Prospective bidders must put up $170,000 in earnest money to be eligible to take part in the auction. Payments must be by Certified or Cashier’s Check made payable to the United States District Court for the Southern District of Ohio.
“No bids will be received from any person who has not presented proof that, if he or she is the successful bidder, he or she can make the deposit required by the Order,” the announcement said. Sale of the real property shall be subject to confirmation by the Court.

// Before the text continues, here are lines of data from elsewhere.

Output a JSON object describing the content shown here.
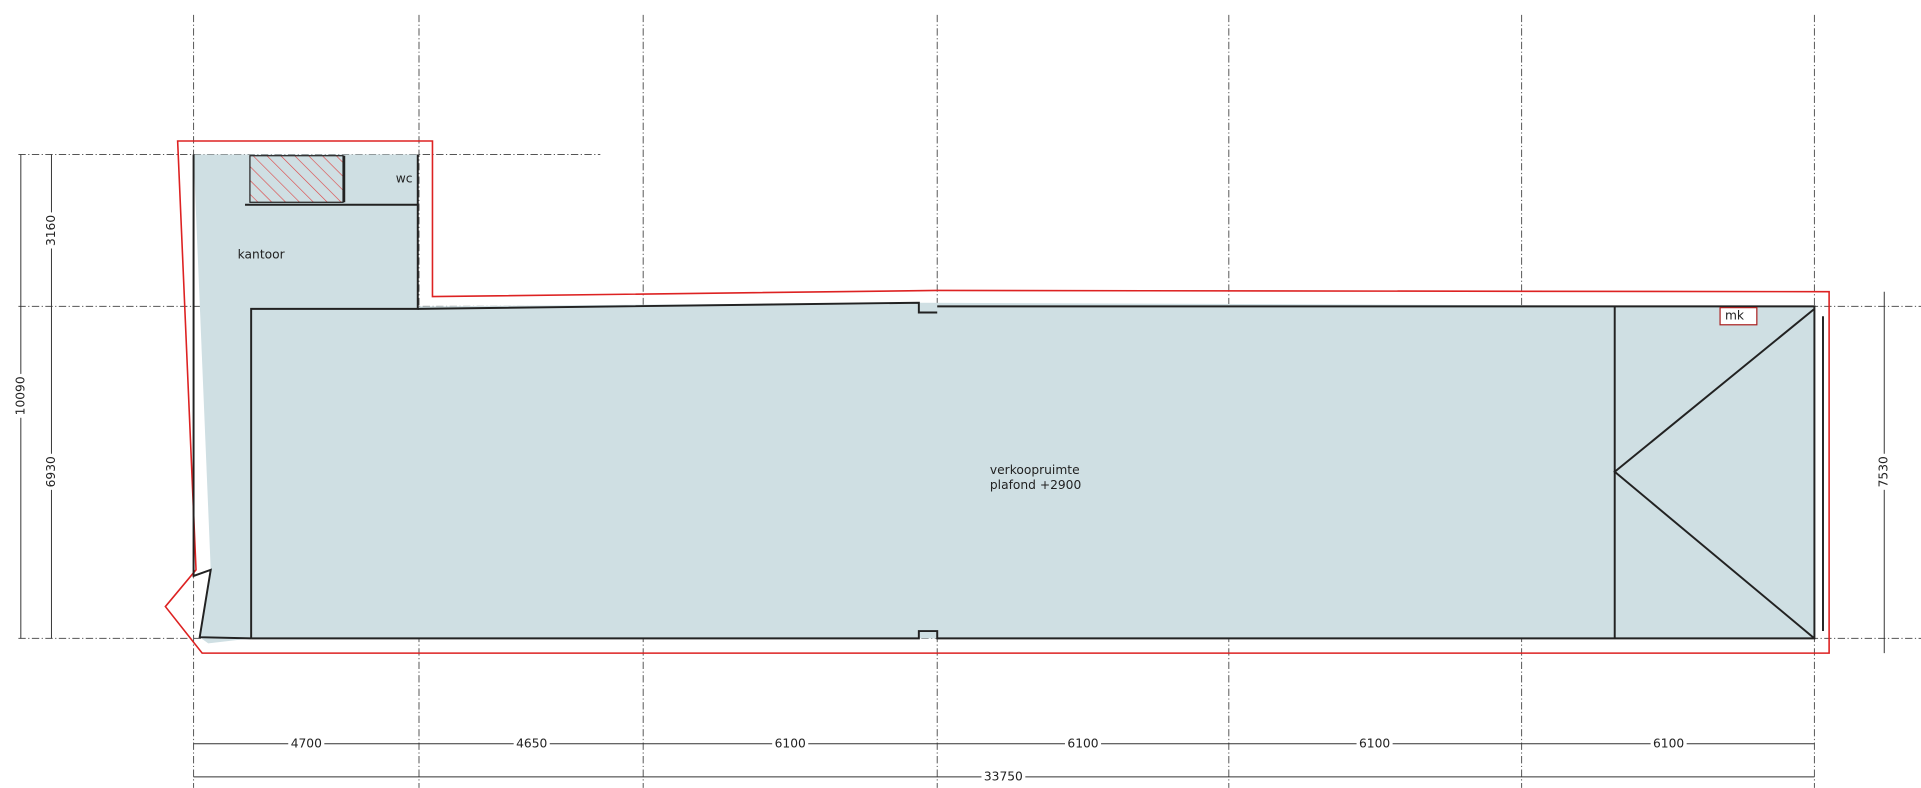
{
  "rooms": [
    {
      "label": "wc"
    },
    {
      "label": "kantoor"
    },
    {
      "label": "verkoopruimte"
    },
    {
      "label": "plafond +2900"
    },
    {
      "label": "mk"
    }
  ],
  "dimensions": {
    "bottom": [
      4700,
      4650,
      6100,
      6100,
      6100,
      6100
    ],
    "overall": 33750,
    "left": [
      3160,
      6930
    ],
    "left_total": 10090,
    "right": 7530
  }
}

The now-deteriorating Hara Arena served as the home of Hamvention® from 1964 until 2016, before it was closed abruptly last summer. Soon after, Hamvention’s sponsor, the Dayton Amateur Radio Association (DARA), announced that it would be relocating the country’s most popular Amateur Radio gathering to the Greene County Fairgrounds and Expo Center in Xenia, where Hamvention 2017 took place in May. Last November, an online auctioneer took bids on a variety of items from the former Hamvention home, many of which went to nostalgia buffs or those having some sentimental connection with the facility.
Hara Arena had been facing long-standing financial problems — including unpaid property taxes — and unresolved family financial issues. Promised renovations never materialized for the 2016 Hamvention, which attracted more than 25,000 visitors, worth millions of dollars to the Dayton area economy.
The Wampler family had owned and operated Hara Arena since its humble origins in the 1950s, when Wampler Ballarena — then a dance hall and now an exhibit hall familiar to Hamvention visitors — was built in what had been a family-owned orchard.